2018-08-01 01:05:20,125: radical.entk.wfprocessor.0000: wfprocessor : MainThread : INFO : Terminating enqueue-thread
2018-08-01 01:05:20,126: radical.entk.wfprocessor.0000: wfprocessor : enqueue-thread : INFO : Enqueue thread terminated
2018-08-01 01:05:20,129: radical.entk.wfprocessor.0000: wfprocessor : enqueue-thread : ERROR : Error in enqueue-thread:
Traceback (most recent call last):
File "/ccs/home/lei/miniconda2/lib/python2.7/site-packages/radical/entk/appman/wfprocessor.py", line 423, in _enqueue
self._mq_connection.close()
File "/ccs/home/lei/miniconda2/lib/python2.7/site-packages/pika/adapters/blocking_connection.py", line 688, in close
self._flush_output(self._closed_result.is_ready)
File "/ccs/home/lei/miniconda2/lib/python2.7/site-packages/pika/adapters/blocking_connection.py", line 440, in _flush_output
raise exceptions.ConnectionClosed()
ConnectionClosed
Exception in thread enqueue-thread:
Traceback (most recent call last):
File "/ccs/home/lei/miniconda2/lib/python2.7/threading.py", line 801, in __bootstrap_inner
self.run()
File "/ccs/home/lei/miniconda2/lib/python2.7/threading.py", line 754, in run
self.__target(*self.__args, **self.__kwargs)
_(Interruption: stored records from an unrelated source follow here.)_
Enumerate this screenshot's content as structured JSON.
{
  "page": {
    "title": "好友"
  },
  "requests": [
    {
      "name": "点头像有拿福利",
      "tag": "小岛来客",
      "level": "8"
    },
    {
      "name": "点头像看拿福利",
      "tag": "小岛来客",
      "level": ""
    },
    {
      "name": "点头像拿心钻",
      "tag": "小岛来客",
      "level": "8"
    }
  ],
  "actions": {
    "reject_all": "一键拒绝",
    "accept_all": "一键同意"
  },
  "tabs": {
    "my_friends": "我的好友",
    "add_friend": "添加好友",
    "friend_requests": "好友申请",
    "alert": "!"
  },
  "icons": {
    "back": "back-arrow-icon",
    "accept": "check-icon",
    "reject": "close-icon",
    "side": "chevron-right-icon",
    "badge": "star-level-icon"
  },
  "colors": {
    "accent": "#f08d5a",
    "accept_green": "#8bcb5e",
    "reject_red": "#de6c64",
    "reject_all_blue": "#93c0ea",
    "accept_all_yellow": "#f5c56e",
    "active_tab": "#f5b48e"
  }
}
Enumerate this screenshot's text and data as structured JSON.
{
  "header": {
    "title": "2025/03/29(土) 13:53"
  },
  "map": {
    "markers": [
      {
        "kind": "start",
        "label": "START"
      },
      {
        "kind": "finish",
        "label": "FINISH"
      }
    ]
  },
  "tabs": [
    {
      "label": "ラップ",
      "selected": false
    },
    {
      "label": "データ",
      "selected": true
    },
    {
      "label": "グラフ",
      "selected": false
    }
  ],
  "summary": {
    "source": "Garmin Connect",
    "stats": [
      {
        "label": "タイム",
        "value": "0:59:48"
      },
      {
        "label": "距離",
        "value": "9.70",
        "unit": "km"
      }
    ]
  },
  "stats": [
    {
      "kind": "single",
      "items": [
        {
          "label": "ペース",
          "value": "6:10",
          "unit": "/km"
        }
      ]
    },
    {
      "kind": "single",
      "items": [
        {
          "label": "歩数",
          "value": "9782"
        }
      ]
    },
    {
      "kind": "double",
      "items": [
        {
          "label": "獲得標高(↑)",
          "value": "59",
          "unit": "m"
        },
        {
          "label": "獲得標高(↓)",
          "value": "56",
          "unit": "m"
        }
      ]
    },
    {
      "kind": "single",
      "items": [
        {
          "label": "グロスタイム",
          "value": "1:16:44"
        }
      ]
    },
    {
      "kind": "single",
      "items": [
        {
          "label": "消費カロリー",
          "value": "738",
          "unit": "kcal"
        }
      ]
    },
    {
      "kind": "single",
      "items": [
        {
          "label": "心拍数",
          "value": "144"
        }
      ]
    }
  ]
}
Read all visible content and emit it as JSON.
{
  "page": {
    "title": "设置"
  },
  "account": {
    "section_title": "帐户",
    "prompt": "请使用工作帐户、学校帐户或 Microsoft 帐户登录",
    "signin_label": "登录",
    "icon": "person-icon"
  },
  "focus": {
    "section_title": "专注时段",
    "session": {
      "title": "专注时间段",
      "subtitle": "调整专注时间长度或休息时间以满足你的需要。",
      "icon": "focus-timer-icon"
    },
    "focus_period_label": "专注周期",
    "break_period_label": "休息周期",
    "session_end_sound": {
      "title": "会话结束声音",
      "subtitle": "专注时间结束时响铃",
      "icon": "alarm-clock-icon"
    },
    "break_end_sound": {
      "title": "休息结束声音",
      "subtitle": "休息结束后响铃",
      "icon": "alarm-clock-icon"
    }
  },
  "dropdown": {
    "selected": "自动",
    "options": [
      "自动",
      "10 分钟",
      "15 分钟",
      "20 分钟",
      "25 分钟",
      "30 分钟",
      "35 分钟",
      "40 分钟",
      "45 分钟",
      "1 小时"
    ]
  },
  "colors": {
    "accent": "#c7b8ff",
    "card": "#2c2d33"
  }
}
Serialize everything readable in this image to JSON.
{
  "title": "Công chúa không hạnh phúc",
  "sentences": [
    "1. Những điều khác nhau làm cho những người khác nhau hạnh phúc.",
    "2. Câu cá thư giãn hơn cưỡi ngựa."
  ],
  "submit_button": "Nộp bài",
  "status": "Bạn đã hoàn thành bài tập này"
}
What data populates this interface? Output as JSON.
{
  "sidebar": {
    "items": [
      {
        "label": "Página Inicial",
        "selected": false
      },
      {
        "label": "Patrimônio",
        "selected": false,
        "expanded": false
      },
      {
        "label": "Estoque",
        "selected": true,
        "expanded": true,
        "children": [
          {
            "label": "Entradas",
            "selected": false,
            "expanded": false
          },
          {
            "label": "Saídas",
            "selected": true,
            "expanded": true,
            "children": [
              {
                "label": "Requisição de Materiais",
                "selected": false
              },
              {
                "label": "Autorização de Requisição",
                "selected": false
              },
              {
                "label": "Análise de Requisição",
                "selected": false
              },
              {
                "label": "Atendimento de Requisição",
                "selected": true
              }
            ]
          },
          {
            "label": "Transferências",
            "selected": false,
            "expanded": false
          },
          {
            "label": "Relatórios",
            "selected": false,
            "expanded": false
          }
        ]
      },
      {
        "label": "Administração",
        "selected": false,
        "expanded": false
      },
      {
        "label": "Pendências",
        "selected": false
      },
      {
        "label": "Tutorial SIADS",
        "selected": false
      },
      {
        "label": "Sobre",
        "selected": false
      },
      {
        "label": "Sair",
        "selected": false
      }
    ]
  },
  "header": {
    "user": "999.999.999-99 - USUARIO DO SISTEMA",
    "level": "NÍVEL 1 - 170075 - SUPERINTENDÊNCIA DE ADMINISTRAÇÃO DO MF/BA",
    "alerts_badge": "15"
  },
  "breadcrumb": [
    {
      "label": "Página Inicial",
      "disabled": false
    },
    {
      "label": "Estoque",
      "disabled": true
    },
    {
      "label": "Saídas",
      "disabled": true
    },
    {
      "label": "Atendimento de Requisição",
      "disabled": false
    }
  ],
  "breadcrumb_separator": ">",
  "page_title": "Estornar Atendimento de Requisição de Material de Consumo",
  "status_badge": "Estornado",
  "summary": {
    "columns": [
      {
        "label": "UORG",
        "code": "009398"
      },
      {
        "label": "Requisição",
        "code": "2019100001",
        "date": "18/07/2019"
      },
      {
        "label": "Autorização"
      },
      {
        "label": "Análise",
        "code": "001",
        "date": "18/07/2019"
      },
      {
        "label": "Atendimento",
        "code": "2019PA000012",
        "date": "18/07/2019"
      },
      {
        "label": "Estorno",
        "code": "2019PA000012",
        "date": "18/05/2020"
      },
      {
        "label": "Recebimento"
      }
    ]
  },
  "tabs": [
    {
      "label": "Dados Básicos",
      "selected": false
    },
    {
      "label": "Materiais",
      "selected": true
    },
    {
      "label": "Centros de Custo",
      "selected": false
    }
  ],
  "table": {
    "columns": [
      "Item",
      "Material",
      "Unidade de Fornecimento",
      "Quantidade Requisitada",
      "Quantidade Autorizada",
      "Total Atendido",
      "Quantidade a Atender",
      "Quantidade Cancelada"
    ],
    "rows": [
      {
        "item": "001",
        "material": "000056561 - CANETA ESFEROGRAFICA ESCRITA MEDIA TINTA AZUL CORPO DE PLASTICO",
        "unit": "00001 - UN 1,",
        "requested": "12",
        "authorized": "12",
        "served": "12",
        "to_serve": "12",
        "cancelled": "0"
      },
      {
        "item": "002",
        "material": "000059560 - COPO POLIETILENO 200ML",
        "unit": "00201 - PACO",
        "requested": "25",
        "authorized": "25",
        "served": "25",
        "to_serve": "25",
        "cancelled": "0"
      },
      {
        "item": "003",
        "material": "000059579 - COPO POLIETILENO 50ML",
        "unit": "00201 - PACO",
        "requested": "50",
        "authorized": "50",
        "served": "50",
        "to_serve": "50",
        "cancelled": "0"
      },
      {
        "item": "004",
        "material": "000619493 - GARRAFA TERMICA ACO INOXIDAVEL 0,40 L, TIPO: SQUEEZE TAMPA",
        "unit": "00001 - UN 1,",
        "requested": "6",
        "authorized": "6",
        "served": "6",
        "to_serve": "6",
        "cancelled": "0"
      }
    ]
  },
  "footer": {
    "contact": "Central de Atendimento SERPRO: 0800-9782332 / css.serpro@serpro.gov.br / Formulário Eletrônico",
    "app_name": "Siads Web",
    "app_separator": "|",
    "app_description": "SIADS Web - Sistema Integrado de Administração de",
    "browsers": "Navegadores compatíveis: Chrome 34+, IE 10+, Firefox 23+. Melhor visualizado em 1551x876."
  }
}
File "/ccs/home/lei/miniconda2/lib/python2.7/site-packages/radical/entk/appman/wfprocessor.py", line 441, in _enqueue
raise Error(text=ex)
Error: Error:
2018-08-01 01:05:20,137: radical.entk.wfprocessor.0000: wfprocessor : MainThread : INFO : Terminating dequeue-thread
2018-08-01 01:05:20,138: radical.entk.wfprocessor.0000: wfprocessor : dequeue-thread : INFO : Terminated dequeue thread
The profile test has finished.
In conclusion, through all of our tests, we observed 20-40sec(30sec on average) for each unit runs, in-regardless of the simulation size and duration. In other words, the overhead using ENTK is constant.
We are happy about the result now and the issue will be close.
Is it possible to provide the users with tools that will visualize the profile files? such as blocks and time lines shows when did job start and end, how much resource did each job end? So it will be easier for users to check the status of jobs.